Simunye - Sibaningi: We are One - We are Many
Diane Salters pp. 152-158 The material in this article was
originally developed as part of a presentation to the staff of a medium-sized
company in Cape Town, South Africa, as part of their "Women's Day" program. The
author explains how she uses various transactional analysis concepts in
diversity workshops in South Africa.
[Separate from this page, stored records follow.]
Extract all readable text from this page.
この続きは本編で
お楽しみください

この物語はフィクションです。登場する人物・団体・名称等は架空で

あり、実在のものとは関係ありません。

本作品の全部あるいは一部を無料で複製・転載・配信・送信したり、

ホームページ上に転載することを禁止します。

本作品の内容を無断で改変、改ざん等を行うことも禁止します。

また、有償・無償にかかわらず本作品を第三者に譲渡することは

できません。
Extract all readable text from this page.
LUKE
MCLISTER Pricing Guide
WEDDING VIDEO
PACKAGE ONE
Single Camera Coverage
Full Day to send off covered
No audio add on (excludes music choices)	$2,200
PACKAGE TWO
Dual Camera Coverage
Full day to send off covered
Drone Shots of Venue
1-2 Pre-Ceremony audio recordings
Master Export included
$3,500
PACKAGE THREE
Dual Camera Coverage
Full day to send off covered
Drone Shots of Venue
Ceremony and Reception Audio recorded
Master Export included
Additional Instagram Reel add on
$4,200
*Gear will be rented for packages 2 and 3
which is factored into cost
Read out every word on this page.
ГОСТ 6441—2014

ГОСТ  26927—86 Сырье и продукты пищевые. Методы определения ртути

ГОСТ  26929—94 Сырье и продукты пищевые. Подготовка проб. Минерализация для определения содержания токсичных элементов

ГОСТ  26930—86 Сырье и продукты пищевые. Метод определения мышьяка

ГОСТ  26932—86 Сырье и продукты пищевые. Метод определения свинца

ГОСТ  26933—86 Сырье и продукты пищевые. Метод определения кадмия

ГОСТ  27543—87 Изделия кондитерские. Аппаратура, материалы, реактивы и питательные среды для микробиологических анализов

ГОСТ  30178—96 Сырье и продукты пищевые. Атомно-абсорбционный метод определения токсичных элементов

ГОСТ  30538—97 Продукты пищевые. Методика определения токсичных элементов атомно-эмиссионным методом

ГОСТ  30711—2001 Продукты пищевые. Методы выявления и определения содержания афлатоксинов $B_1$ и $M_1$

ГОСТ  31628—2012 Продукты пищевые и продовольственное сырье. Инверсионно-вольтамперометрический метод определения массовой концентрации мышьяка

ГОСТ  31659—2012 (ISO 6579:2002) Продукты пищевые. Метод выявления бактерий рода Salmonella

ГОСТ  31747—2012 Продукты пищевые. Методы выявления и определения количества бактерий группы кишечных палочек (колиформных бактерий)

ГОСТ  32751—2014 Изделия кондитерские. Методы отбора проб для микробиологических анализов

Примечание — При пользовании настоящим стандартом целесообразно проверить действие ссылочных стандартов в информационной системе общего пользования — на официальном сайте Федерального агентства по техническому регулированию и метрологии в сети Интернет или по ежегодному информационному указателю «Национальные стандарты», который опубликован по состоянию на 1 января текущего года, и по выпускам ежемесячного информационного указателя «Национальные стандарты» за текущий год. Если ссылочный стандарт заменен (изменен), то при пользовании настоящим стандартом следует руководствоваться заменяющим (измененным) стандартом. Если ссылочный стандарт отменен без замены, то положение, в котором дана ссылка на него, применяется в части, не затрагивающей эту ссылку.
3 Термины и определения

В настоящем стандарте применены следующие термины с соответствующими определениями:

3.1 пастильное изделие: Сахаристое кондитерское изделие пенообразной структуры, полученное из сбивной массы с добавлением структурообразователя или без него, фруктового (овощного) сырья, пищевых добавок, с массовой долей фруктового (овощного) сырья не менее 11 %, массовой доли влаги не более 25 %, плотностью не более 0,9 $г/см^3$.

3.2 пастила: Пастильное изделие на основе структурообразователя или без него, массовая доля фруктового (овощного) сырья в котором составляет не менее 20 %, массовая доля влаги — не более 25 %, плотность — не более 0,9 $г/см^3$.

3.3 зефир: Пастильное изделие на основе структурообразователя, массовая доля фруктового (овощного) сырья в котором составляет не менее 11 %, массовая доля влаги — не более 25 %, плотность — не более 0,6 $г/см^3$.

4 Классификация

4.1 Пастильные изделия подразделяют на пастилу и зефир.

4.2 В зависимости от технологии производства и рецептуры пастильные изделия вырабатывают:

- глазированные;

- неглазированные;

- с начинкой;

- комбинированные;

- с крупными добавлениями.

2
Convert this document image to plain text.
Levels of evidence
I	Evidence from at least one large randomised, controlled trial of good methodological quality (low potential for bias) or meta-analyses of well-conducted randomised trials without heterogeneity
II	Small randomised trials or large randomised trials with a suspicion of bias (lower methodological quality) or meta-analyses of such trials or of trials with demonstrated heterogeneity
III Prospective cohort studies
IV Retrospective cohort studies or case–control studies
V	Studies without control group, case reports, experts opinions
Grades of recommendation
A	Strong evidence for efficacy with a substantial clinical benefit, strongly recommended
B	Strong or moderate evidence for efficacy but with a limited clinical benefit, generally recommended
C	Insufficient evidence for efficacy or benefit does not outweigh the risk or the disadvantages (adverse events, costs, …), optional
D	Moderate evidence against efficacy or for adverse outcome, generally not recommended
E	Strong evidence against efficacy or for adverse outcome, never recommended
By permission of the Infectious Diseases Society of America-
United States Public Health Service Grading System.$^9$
She describes how she uses the concepts of
the OK Corral, cultural scripting, Cultural Parent, and individual boundary
distortions to enable people to own and celebrate diversity while connecting
with an understanding of our common humanity.
Being White Marie Naughton and Keith
Tudor pp. 159-171 Culture is often viewed as "'other," and black as
unusual, exotic, and "cultural." In this way, white/whiteness is the dominant,
privileged norm and becomes both neutral and strangely invisible. This article
challenges notions of cultural neutrality and encourages white practitioners to
reflect on and engage with their own colors and cultures. With privilege and
freedom come responsibilities. Drawing on ideas about whiteness, cultural
identity, cultural scripting, and cultural intentionality-as well as their own
experiences, which include facilitating a workshop on the subject-the authors
explore the impact of culture on the white therapist and of the white therapist
on culture.
Unconscious Constraints to Freedom and
Responsibility Fanita English pp. 172-175 Definitions of
freedom and responsibility vary according to context, family, culture, and
religion. Our personal views and behaviors are also significantly affected by
one or more of three unconscious motivators that channel our emotional energy
in different ways in our ego states. This article discusses these three
motivators: the survival motivator ("Survia"), the passionate/expressive
motivator ("Passia"), and the transcience/quiescence motivator ("Transcia"). It
also describes the characteristic attributes of each motivator and the
conflicts that may arise between the inner dictates of the motivators. Examples
illustrate how such dilemmas can be multiplied in social relationships and how
emotional balance is maintained by rotating among our motivators.